I am currently researching the various possible strategies for implementing an efficient BitStream in pure C. I need this to implement various bit-based compression algorithms. However, I cannot find much literature on the topic and there doesn't seem to be a whole lot of good examples I can find.
Here is what I am looking for:
- Mostly macro-based implementation to avoid function calls
- Functions to read/write 'n' number of bits to/from the BitStream.
- Functions to read/write specific number of bits like 5 bits, optimized over the generic one.
I am wondering about the following:
- Variables which should be maintained in the BitStream. There can be a BYTE pointer, a byte position, a bit index in the current byte, a number of bits left in the current byte, etc.
- How to reduce the number of variables to maintain. The more variables we have, the more variables we need to update.
- How to use as little intermediate/temporary variables in the context of a single read/write operation.
- If operations should be done at a BYTE-level, or at a UINT16-level or UINT32-level. Maybe accumulating bits into a UINT32 and writing the bytes when it's full (or when writing is done, with a flush operation) would be a whole lot faster than doing everything per-byte.
- How can we avoid looping as much as possible.

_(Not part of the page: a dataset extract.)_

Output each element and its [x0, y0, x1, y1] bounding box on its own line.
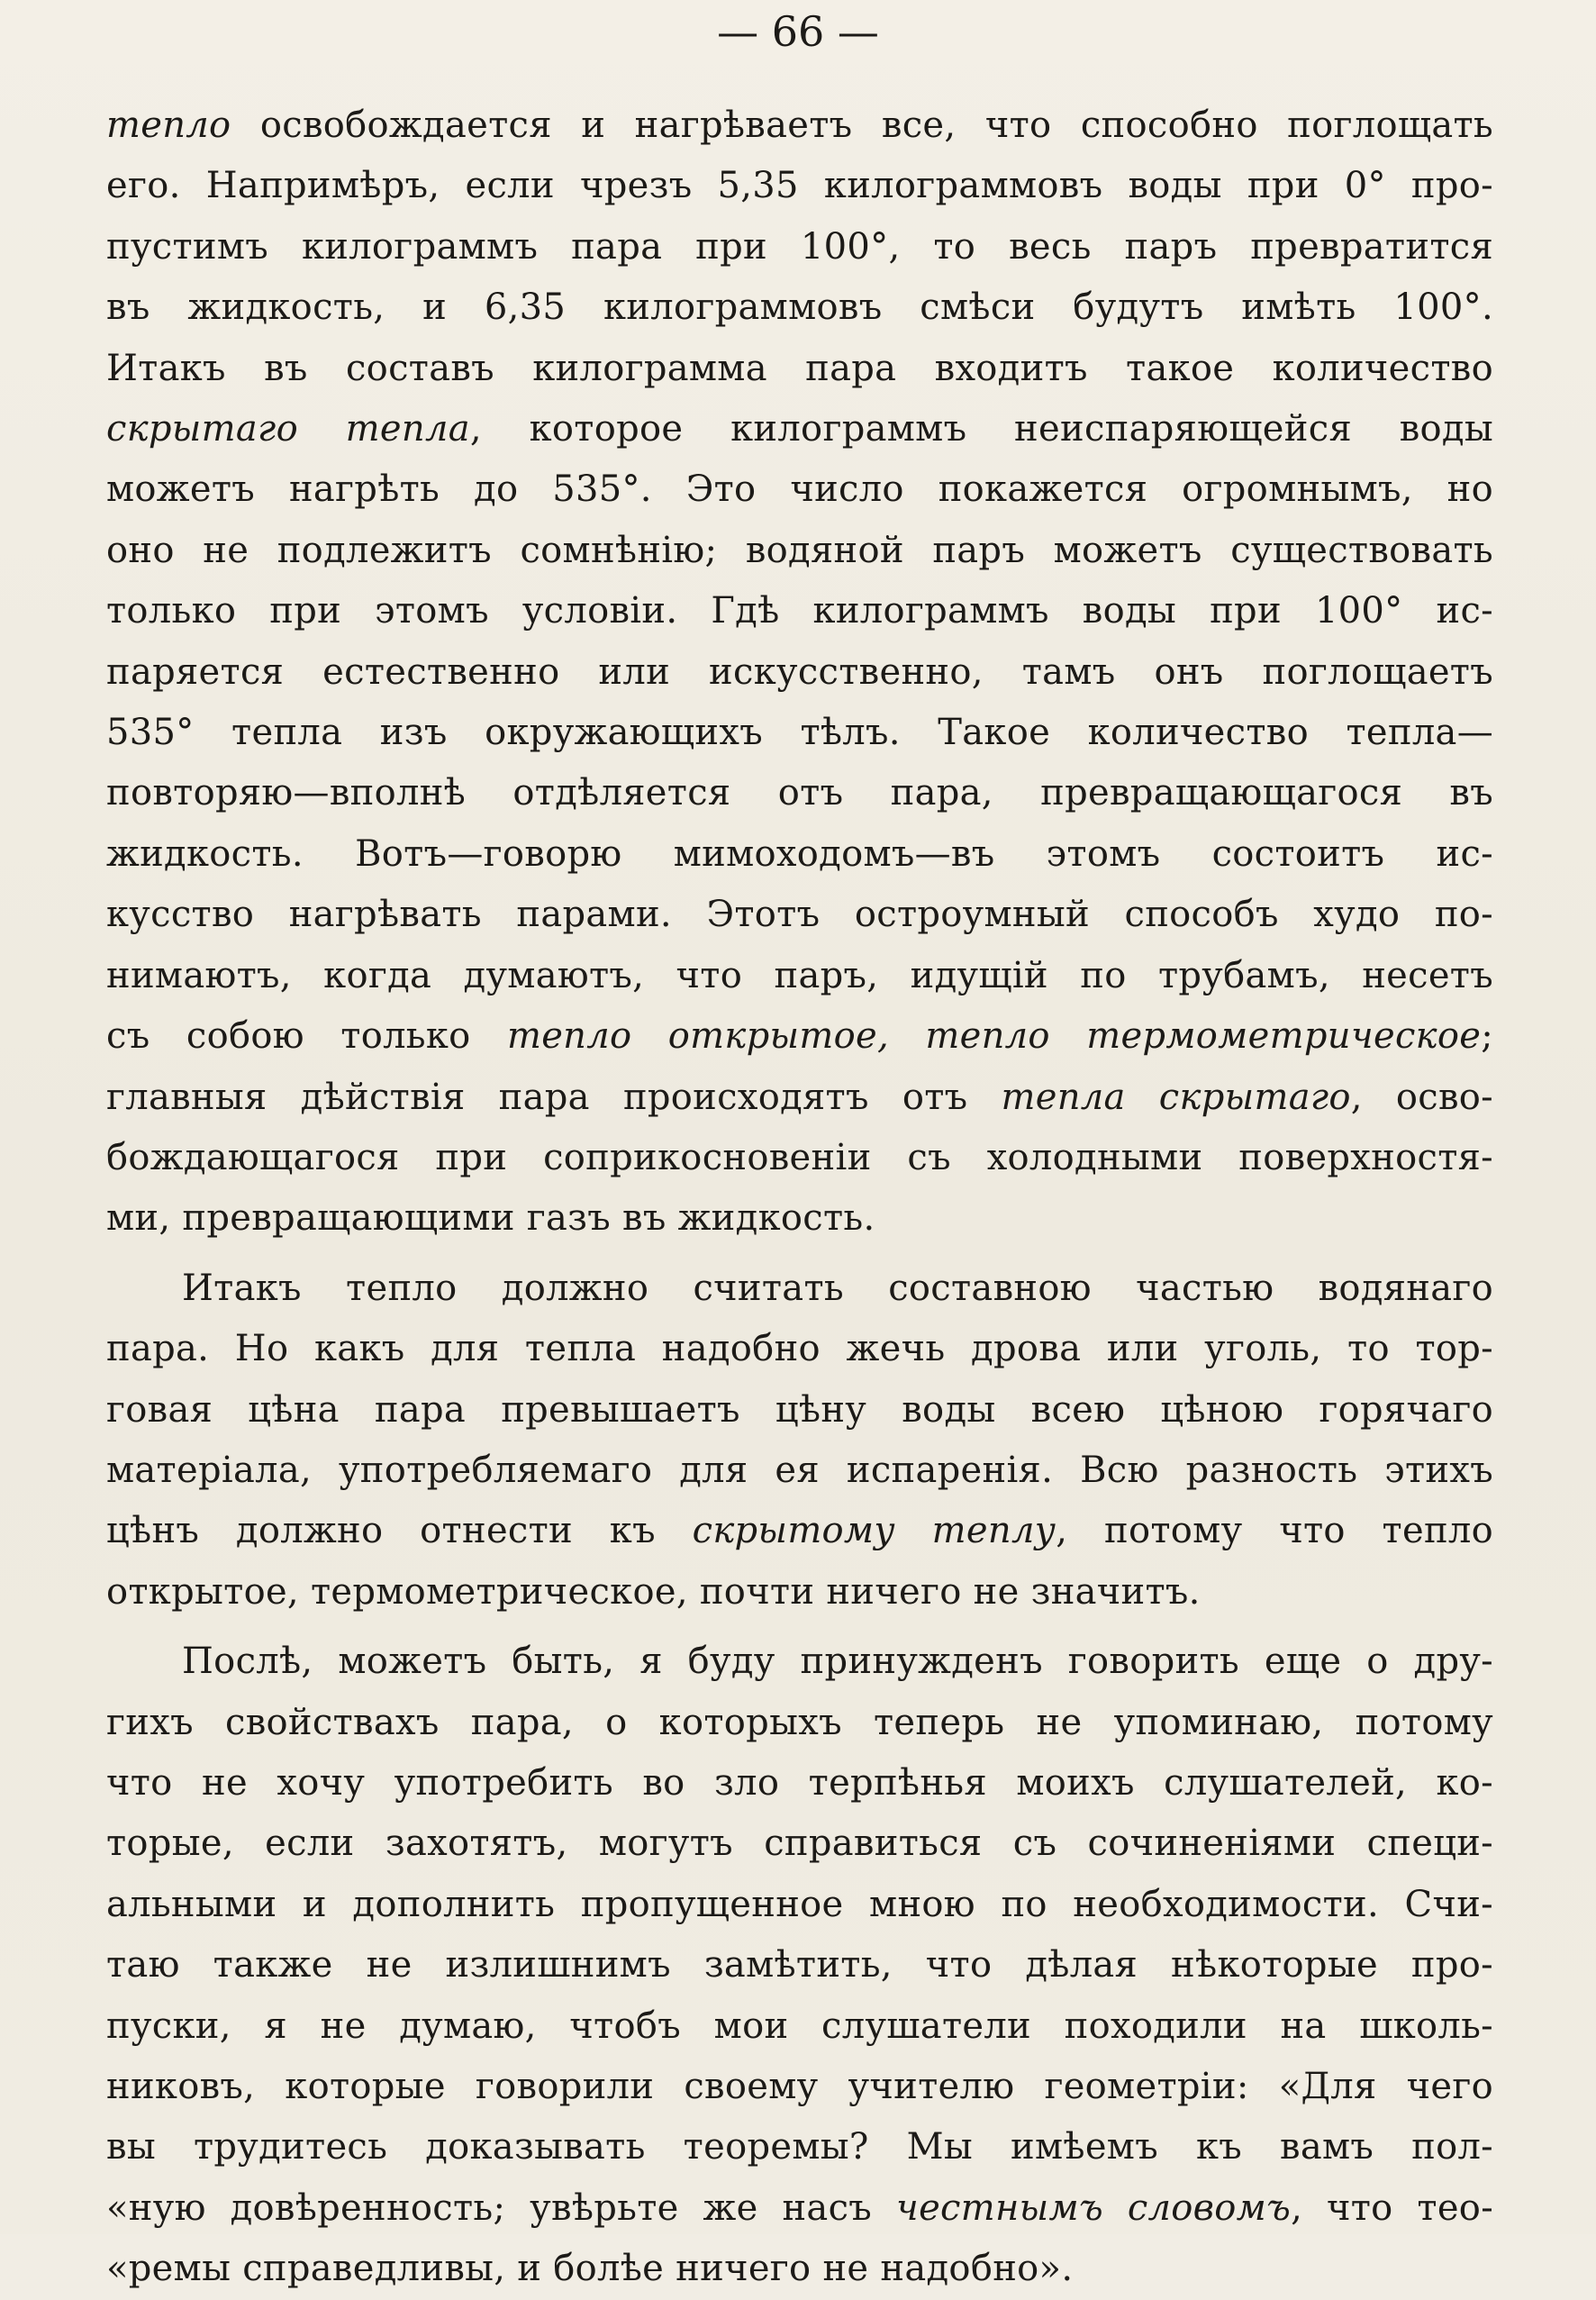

Ideally, we should avoid at all costs to loop over the number of bits to write into the BitStream.
This may look overkill, but when the rest of the code involved in compression has been extremely optimized, it looks like the BitStream part is just spoiling the whole thing. For instance, it's not rare to see assembly routines using SIMD CPU instructions in image compression code to optimize part of the encoding process, but the last step is to write to a BitStream.
Ideas, references, anyone? Thank you!